Bunda kendini hiçbir ilke, kural ve kriterle sınırlamayarak, kayıt altına alınmama, çelişkilerinde boğulmama çabası da var şüphesiz. Ancak gerçek daha vahim; üzerinde konuşulacak ve çalışılacak bir malzeme de yok! Atatürkçülüğün altı ilkesi Mustafa Kemal'in yaşadığı dönemde batı ülkeleri tarafından tüm dünyaya pompalanan, popüler ve içi istenildiği gibi doldurulabilir boş kavramlar.
Bu tanımsız popüler sözcüklerle bir bulamaç yapılarak dışarıdan bakıldığında ideoloji gibi görünen bir kabuk oluşturulmak istenmiş. Bu ölçüsüzlük ve tanımsızlık sayesindedir ki kemalist, ülkesini işgal eden düşmanlarının şapkasını takarak, alfabesini benimseyerek, onların kisvesini giyerek, telâkkilerine ve kanunlarına tâbii olarak yüzyılın ilk ve en büyük antiemperyalist savaşını verdiğini -belki de inanarak- söyleyebilir ve başkalarının da buna inanabilmesini bekleyebilir. Aynı tanımsızlık sayesinde fevkalade pozitivist olan atatürkçü, bilim ve fennin dışında hiçbir mürşit tanımaz ve bu arada senenin belli günlerinde bir dağın üzerine düştüğüne inandığı “Atatürk siluetini “tüyleri diken diken olmuş şekilde” gözyaşlarıyla seyredebilir. Ayrıca hâlâ Ata'sını sevmeyenlerin bu manzaradan ibret alıp nâdim olmasını isteyebilir. Uzay çağında yine mi tekke, zaviye, türbe diye anıtkabire şikâyete gidebilir.

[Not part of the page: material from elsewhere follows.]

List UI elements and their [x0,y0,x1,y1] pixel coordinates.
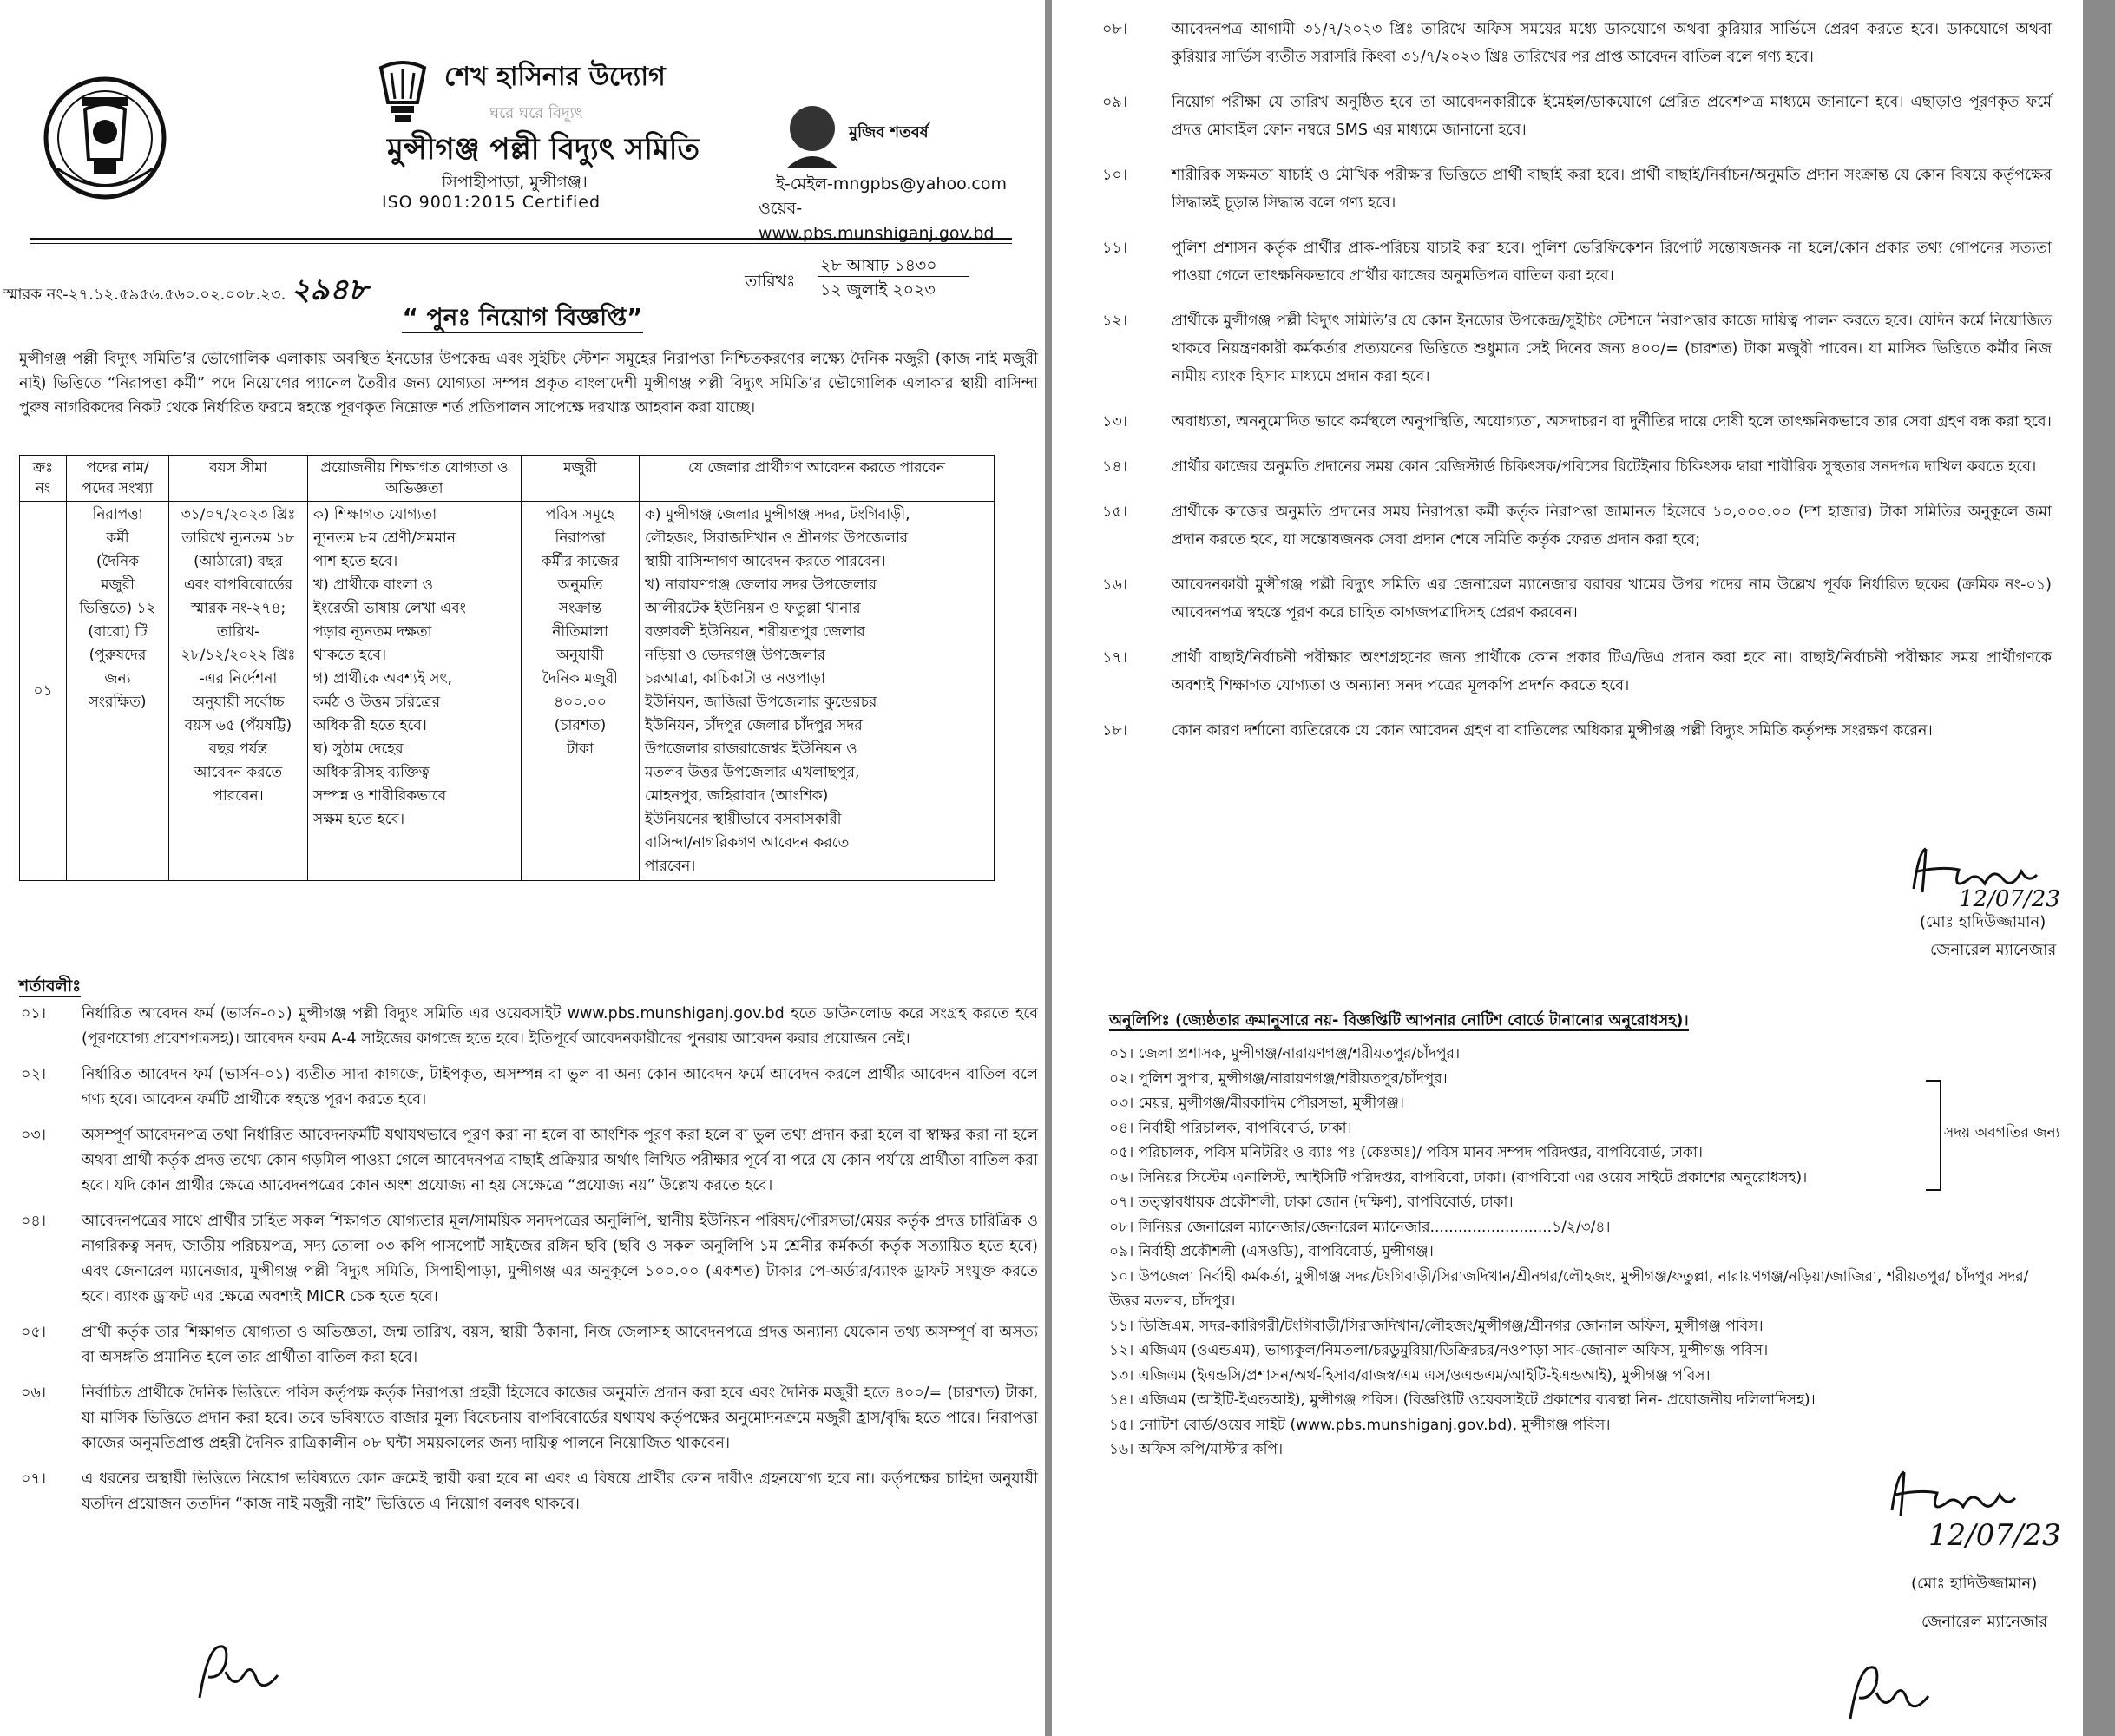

Atatürk'ün ateist veya agnostik bir bilimci olduğunu “göklerden indiği sanılan bir kitapla ” ve “ arap oğlunun yâveleriyle” zerre kadar bağının olmadığını iftiharla anlatırken bu inanç düzleminin İslam teolojisindeki ıstılâhi karşılığının kâfir/küfür olduğunu duymaya tahammül edemez. Bir anda ve büyük bir kıvraklıkla ayarlarını ülkede “onun sayesinde okunan” ezanlar üzerinden “rahmetli ve cennetmekân Atatürk” olarak yeniler. Kilise ve havralarda papaz ve hahamları büyük bir saygı ve sempati halesiyle dinlerken agnostik ya da ateist olduğunu iftiharla söyledikleri Atatürk'e dua etmedikleri için onlara karşı bir kere bile seslerini yükseltmez ama camilerde imamları azarlamaya, yuhalamaya teşebbüs edebilirler. Kemalist, körkütük cehaletten zilzurna sarhoştur! Onu asla biraz ciddi olmaya ikna edemezsin.